Biological functions of IgE

The biological function(s) of IgE in cellular immunity can be related to its partnership with the high-affinity receptor, FceRI, on mast cells and Langerhans cells. Its interactions with the same receptor on eosinophils and monocytes are undoubtedly important also, but their significance is still somewhat obscure. Langerhans cells are bound in the epithelium and are thus favorably placed for the capture and processing of antigens recognized by IgE antibodies bound to FceRI. Following antigen capture the cells travel through the circulation to lymphoid tissues, where they stimulate T cells with specific receptors. Mast cells are distributed throughout the mucosa of tissues lining the skin, lungs and gut (major organs affected by allergic disease). When multivalent antigens bind to IgE antibody-sensitized mast cells and crosslink the receptors, several processes ensue: 1) the cell degranulates, causing release within minutes of histamine and other stored mediators of inflammation, including the potent cytokines, IL-4 and tumor necrosis factor a (TNFa); 2) lipid mediators are synthesized and released (also within minutes); and 3) several genes encoding inflammatory cytokines, including IL-4, IL-5, IL-6, IL-13, granulocyte-macrophage colony-stimulating factor and TNFa are activated (over a period of many hours). The local high concentrations of the mediators and cytokines leads to: 1) vasodilatation; 2) increased capillary permeability, causing the leakage of macromolecules and cells into the tissues (which results in the edema, referred to above); 3) airway smooth muscle contraction (which impedes entry of further airborne antigens to the lungs) and bowel movement (to expel parasites); and 4) upregulation of adhesion molecules (e.g. ELAM, VCAM-1 and ICAM-1) on endothelial cells lining the tissues, which results in the recruitment of inflammatory cells (notably, T cells, eosinophils and macrophages). These conditions initiate a 'leukocyte cascade' or inflammatory response, centering on the sites of antigen provocation. The allergic response is divided into two phases, an 'immediate' response, termed 'type I hypersensitivity' in the medical literature, and the 'late phase response', or subsequent inflammatory reaction.

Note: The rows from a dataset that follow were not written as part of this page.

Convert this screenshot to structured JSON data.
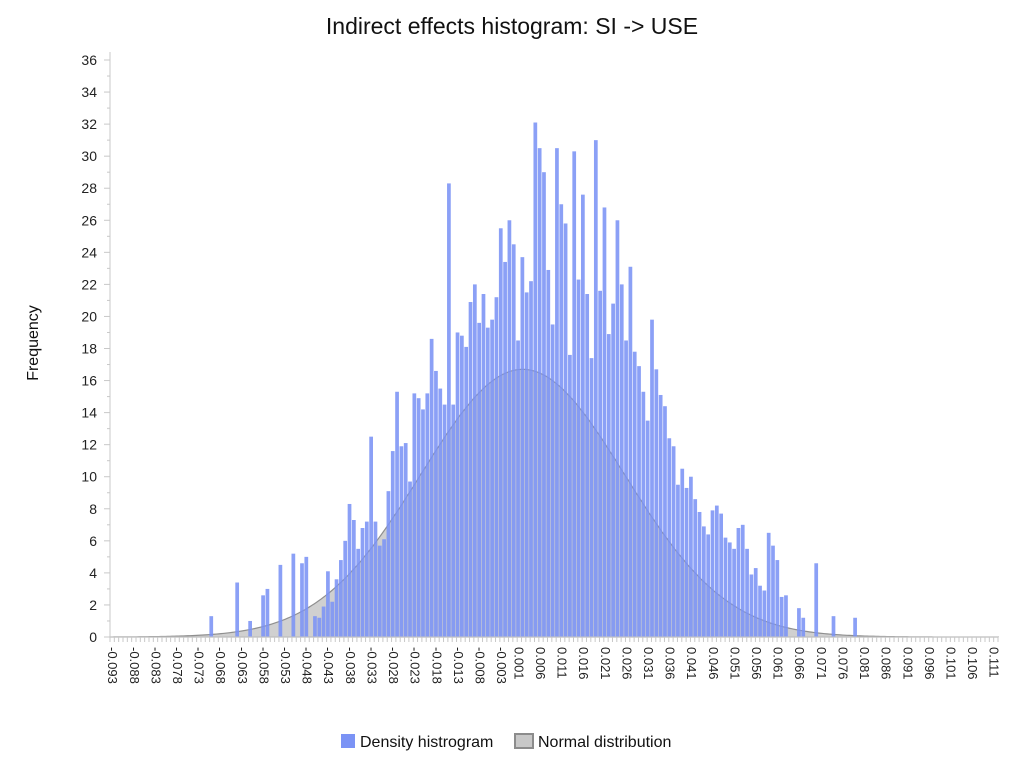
{
  "chart_data": {
    "type": "bar",
    "title": "Indirect effects histogram: SI -> USE",
    "ylabel": "Frequency",
    "xlabel": "",
    "ylim": [
      0,
      36
    ],
    "y_ticks": [
      0,
      2,
      4,
      6,
      8,
      10,
      12,
      14,
      16,
      18,
      20,
      22,
      24,
      26,
      28,
      30,
      32,
      34,
      36
    ],
    "x_range": [
      -0.0935,
      0.112
    ],
    "x_tick_labels": [
      "-0.093",
      "-0.088",
      "-0.083",
      "-0.078",
      "-0.073",
      "-0.068",
      "-0.063",
      "-0.058",
      "-0.053",
      "-0.048",
      "-0.043",
      "-0.038",
      "-0.033",
      "-0.028",
      "-0.023",
      "-0.018",
      "-0.013",
      "-0.008",
      "-0.003",
      "0.001",
      "0.006",
      "0.011",
      "0.016",
      "0.021",
      "0.026",
      "0.031",
      "0.036",
      "0.041",
      "0.046",
      "0.051",
      "0.056",
      "0.061",
      "0.066",
      "0.071",
      "0.076",
      "0.081",
      "0.086",
      "0.091",
      "0.096",
      "0.101",
      "0.106",
      "0.111"
    ],
    "bin_width": 0.001,
    "series": [
      {
        "name": "Density histrogram",
        "color": "#7b93f5",
        "bins": [
          [
            -0.07,
            1.3
          ],
          [
            -0.064,
            3.4
          ],
          [
            -0.061,
            1.0
          ],
          [
            -0.058,
            2.6
          ],
          [
            -0.057,
            3.0
          ],
          [
            -0.054,
            4.5
          ],
          [
            -0.051,
            5.2
          ],
          [
            -0.049,
            4.6
          ],
          [
            -0.048,
            5.0
          ],
          [
            -0.046,
            1.3
          ],
          [
            -0.045,
            1.2
          ],
          [
            -0.044,
            1.9
          ],
          [
            -0.043,
            4.1
          ],
          [
            -0.042,
            2.2
          ],
          [
            -0.041,
            3.6
          ],
          [
            -0.04,
            4.8
          ],
          [
            -0.039,
            6.0
          ],
          [
            -0.038,
            8.3
          ],
          [
            -0.037,
            7.3
          ],
          [
            -0.036,
            5.5
          ],
          [
            -0.035,
            6.8
          ],
          [
            -0.034,
            7.2
          ],
          [
            -0.033,
            12.5
          ],
          [
            -0.032,
            7.2
          ],
          [
            -0.031,
            5.7
          ],
          [
            -0.03,
            6.1
          ],
          [
            -0.029,
            9.1
          ],
          [
            -0.028,
            11.6
          ],
          [
            -0.027,
            15.3
          ],
          [
            -0.026,
            11.9
          ],
          [
            -0.025,
            12.1
          ],
          [
            -0.024,
            9.7
          ],
          [
            -0.023,
            15.2
          ],
          [
            -0.022,
            14.9
          ],
          [
            -0.021,
            14.2
          ],
          [
            -0.02,
            15.2
          ],
          [
            -0.019,
            18.6
          ],
          [
            -0.018,
            16.6
          ],
          [
            -0.017,
            15.5
          ],
          [
            -0.016,
            14.5
          ],
          [
            -0.015,
            28.3
          ],
          [
            -0.014,
            14.5
          ],
          [
            -0.013,
            19.0
          ],
          [
            -0.012,
            18.8
          ],
          [
            -0.011,
            18.1
          ],
          [
            -0.01,
            20.9
          ],
          [
            -0.009,
            22.0
          ],
          [
            -0.008,
            19.6
          ],
          [
            -0.007,
            21.4
          ],
          [
            -0.006,
            19.3
          ],
          [
            -0.005,
            19.8
          ],
          [
            -0.004,
            21.2
          ],
          [
            -0.003,
            25.5
          ],
          [
            -0.002,
            23.4
          ],
          [
            -0.001,
            26.0
          ],
          [
            0.0,
            24.5
          ],
          [
            0.001,
            18.5
          ],
          [
            0.002,
            23.7
          ],
          [
            0.003,
            21.5
          ],
          [
            0.004,
            22.2
          ],
          [
            0.005,
            32.1
          ],
          [
            0.006,
            30.5
          ],
          [
            0.007,
            29.0
          ],
          [
            0.008,
            22.9
          ],
          [
            0.009,
            19.5
          ],
          [
            0.01,
            30.5
          ],
          [
            0.011,
            27.0
          ],
          [
            0.012,
            25.8
          ],
          [
            0.013,
            17.6
          ],
          [
            0.014,
            30.3
          ],
          [
            0.015,
            22.3
          ],
          [
            0.016,
            27.6
          ],
          [
            0.017,
            21.4
          ],
          [
            0.018,
            17.4
          ],
          [
            0.019,
            31.0
          ],
          [
            0.02,
            21.6
          ],
          [
            0.021,
            26.8
          ],
          [
            0.022,
            18.9
          ],
          [
            0.023,
            20.8
          ],
          [
            0.024,
            26.0
          ],
          [
            0.025,
            22.0
          ],
          [
            0.026,
            18.5
          ],
          [
            0.027,
            23.1
          ],
          [
            0.028,
            17.8
          ],
          [
            0.029,
            16.9
          ],
          [
            0.03,
            15.3
          ],
          [
            0.031,
            13.5
          ],
          [
            0.032,
            19.8
          ],
          [
            0.033,
            16.7
          ],
          [
            0.034,
            15.1
          ],
          [
            0.035,
            14.4
          ],
          [
            0.036,
            12.4
          ],
          [
            0.037,
            11.9
          ],
          [
            0.038,
            9.5
          ],
          [
            0.039,
            10.5
          ],
          [
            0.04,
            9.3
          ],
          [
            0.041,
            10.0
          ],
          [
            0.042,
            8.6
          ],
          [
            0.043,
            7.8
          ],
          [
            0.044,
            6.9
          ],
          [
            0.045,
            6.4
          ],
          [
            0.046,
            7.9
          ],
          [
            0.047,
            8.2
          ],
          [
            0.048,
            7.7
          ],
          [
            0.049,
            6.2
          ],
          [
            0.05,
            5.9
          ],
          [
            0.051,
            5.5
          ],
          [
            0.052,
            6.8
          ],
          [
            0.053,
            7.0
          ],
          [
            0.054,
            5.5
          ],
          [
            0.055,
            3.9
          ],
          [
            0.056,
            4.3
          ],
          [
            0.057,
            3.2
          ],
          [
            0.058,
            2.9
          ],
          [
            0.059,
            6.5
          ],
          [
            0.06,
            5.7
          ],
          [
            0.061,
            4.8
          ],
          [
            0.062,
            2.5
          ],
          [
            0.063,
            2.6
          ],
          [
            0.066,
            1.8
          ],
          [
            0.067,
            1.2
          ],
          [
            0.07,
            4.6
          ],
          [
            0.074,
            1.3
          ],
          [
            0.079,
            1.2
          ]
        ]
      },
      {
        "name": "Normal distribution",
        "color": "#c8c8c8",
        "type": "area",
        "mean": 0.002,
        "sd": 0.0236,
        "peak": 16.7
      }
    ],
    "legend": {
      "position": "bottom-center"
    },
    "grid": false
  }
}
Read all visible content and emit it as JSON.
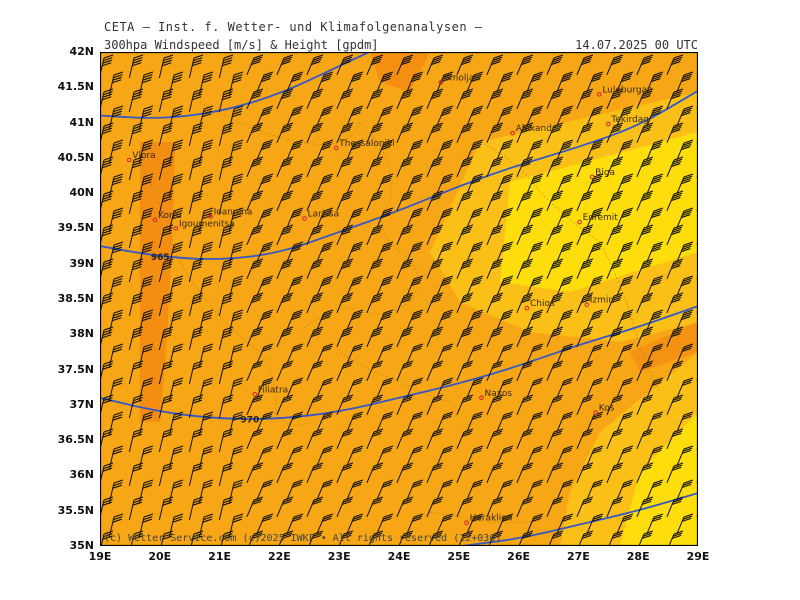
{
  "header": {
    "institute": "CETA — Inst. f. Wetter- und Klimafolgenanalysen —",
    "left_title": "300hpa Windspeed [m/s] & Height [gpdm]",
    "right_title": "14.07.2025 00 UTC"
  },
  "axes": {
    "lat_labels": [
      "42N",
      "41.5N",
      "41N",
      "40.5N",
      "40N",
      "39.5N",
      "39N",
      "38.5N",
      "38N",
      "37.5N",
      "37N",
      "36.5N",
      "36N",
      "35.5N",
      "35N"
    ],
    "lon_labels": [
      "19E",
      "20E",
      "21E",
      "22E",
      "23E",
      "24E",
      "25E",
      "26E",
      "27E",
      "28E",
      "29E"
    ]
  },
  "map": {
    "lon_range": [
      19,
      29
    ],
    "lat_range": [
      35,
      42
    ],
    "contours": [
      {
        "label": "965",
        "points": [
          [
            19,
            41.1
          ],
          [
            20,
            41.05
          ],
          [
            21,
            41.15
          ],
          [
            22,
            41.4
          ],
          [
            23,
            41.8
          ],
          [
            23.5,
            42
          ]
        ]
      },
      {
        "label": "965",
        "points": [
          [
            19,
            39.25
          ],
          [
            20,
            39.1
          ],
          [
            21,
            39.05
          ],
          [
            22,
            39.15
          ],
          [
            23,
            39.45
          ],
          [
            24,
            39.75
          ],
          [
            25,
            40.1
          ],
          [
            26,
            40.4
          ],
          [
            27,
            40.65
          ],
          [
            28,
            40.95
          ],
          [
            29,
            41.45
          ]
        ]
      },
      {
        "label": "970",
        "points": [
          [
            19,
            37.1
          ],
          [
            20,
            36.9
          ],
          [
            21,
            36.8
          ],
          [
            22,
            36.8
          ],
          [
            23,
            36.9
          ],
          [
            24,
            37.1
          ],
          [
            25,
            37.3
          ],
          [
            26,
            37.55
          ],
          [
            27,
            37.85
          ],
          [
            28,
            38.1
          ],
          [
            29,
            38.4
          ]
        ]
      },
      {
        "label": "",
        "points": [
          [
            24.5,
            34.9
          ],
          [
            25,
            35
          ],
          [
            26,
            35.1
          ],
          [
            27,
            35.3
          ],
          [
            28,
            35.5
          ],
          [
            29,
            35.75
          ]
        ]
      }
    ],
    "contour_labels": [
      {
        "text": "965",
        "lon": 19.85,
        "lat": 39.05
      },
      {
        "text": "970",
        "lon": 21.35,
        "lat": 36.75
      }
    ],
    "cities": [
      {
        "name": "Smoljan",
        "lon": 24.7,
        "lat": 41.57
      },
      {
        "name": "Luleburgaz",
        "lon": 27.35,
        "lat": 41.4
      },
      {
        "name": "Tekirdag",
        "lon": 27.5,
        "lat": 40.98
      },
      {
        "name": "Alexandr.",
        "lon": 25.9,
        "lat": 40.85
      },
      {
        "name": "Thessaloniki",
        "lon": 22.95,
        "lat": 40.64
      },
      {
        "name": "Vlora",
        "lon": 19.49,
        "lat": 40.47
      },
      {
        "name": "Biga",
        "lon": 27.23,
        "lat": 40.23
      },
      {
        "name": "Korfu",
        "lon": 19.92,
        "lat": 39.62
      },
      {
        "name": "Ioannina",
        "lon": 20.85,
        "lat": 39.67
      },
      {
        "name": "Igoumenitsa",
        "lon": 20.27,
        "lat": 39.5
      },
      {
        "name": "Larissa",
        "lon": 22.42,
        "lat": 39.64
      },
      {
        "name": "Edremit",
        "lon": 27.02,
        "lat": 39.59
      },
      {
        "name": "Chios",
        "lon": 26.14,
        "lat": 38.37
      },
      {
        "name": "Izmir",
        "lon": 27.14,
        "lat": 38.42
      },
      {
        "name": "Filiatra",
        "lon": 21.59,
        "lat": 37.15
      },
      {
        "name": "Naxos",
        "lon": 25.38,
        "lat": 37.1
      },
      {
        "name": "Kos",
        "lon": 27.29,
        "lat": 36.89
      },
      {
        "name": "Heraklion",
        "lon": 25.13,
        "lat": 35.33
      }
    ],
    "colors": {
      "deep_orange": "#f28a12",
      "orange": "#f7a615",
      "light_orange": "#fbc017",
      "yellow": "#fedd0c",
      "contour": "#3458c8",
      "barb": "#111111",
      "coast": "#b8860b"
    }
  },
  "credit": "(c) Wetter-Service.com (c)2025 IWKF • All rights reserved (12+036)"
}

It has long been thought that localised anaphylaxis evolved in mammals to enable them to eliminate parasites, but that it has become largely deleterious in humans, since, at least in allergic individuals, it is triggered by innocuous substances and is then manifested as allergy. It must be kept in mind, however, that parasites such as Schistosoma mansoni are endemic in many parts of the world and epidemiological (if not experimental) evidence suggests that IgE is protective. It is also possible that this response, essentially unique to the IgE antibody class, has as yet undiscovered functions.

On the whole, allergy is a concern in the more highly industrialized parts of the world, where immunology is mainly practised and where intensive efforts are being made to understand the 'pathogenesis' of allergy. Allergic conditions include hayfever or rhinitis (the most common), asthma, atopic dermatitis, food allergy and allergic uveitis (affecting the eyes). Anaphylactic shock is the only manifestation of the response that is systemic in nature, and thus differs from the others, which predominantly affect single organs. There has been an alarming increase, corresponding to a 10-year doubling rate, in the incidence of allergic disease in the industrialized parts of the world over the last few decades. Now one in five adults suffers from some form of allergy and a similar proportion of children suffer from asthma. IgE is implicated in the pathogenesis of allergy, as a key component in both the afferent (by way of dendritic cells and B cells) and the efferent (by way of mast cells and basophils) limbs of the immune response. The reasons why some individuals, but not others, are predisposed to this outcome are not well understood.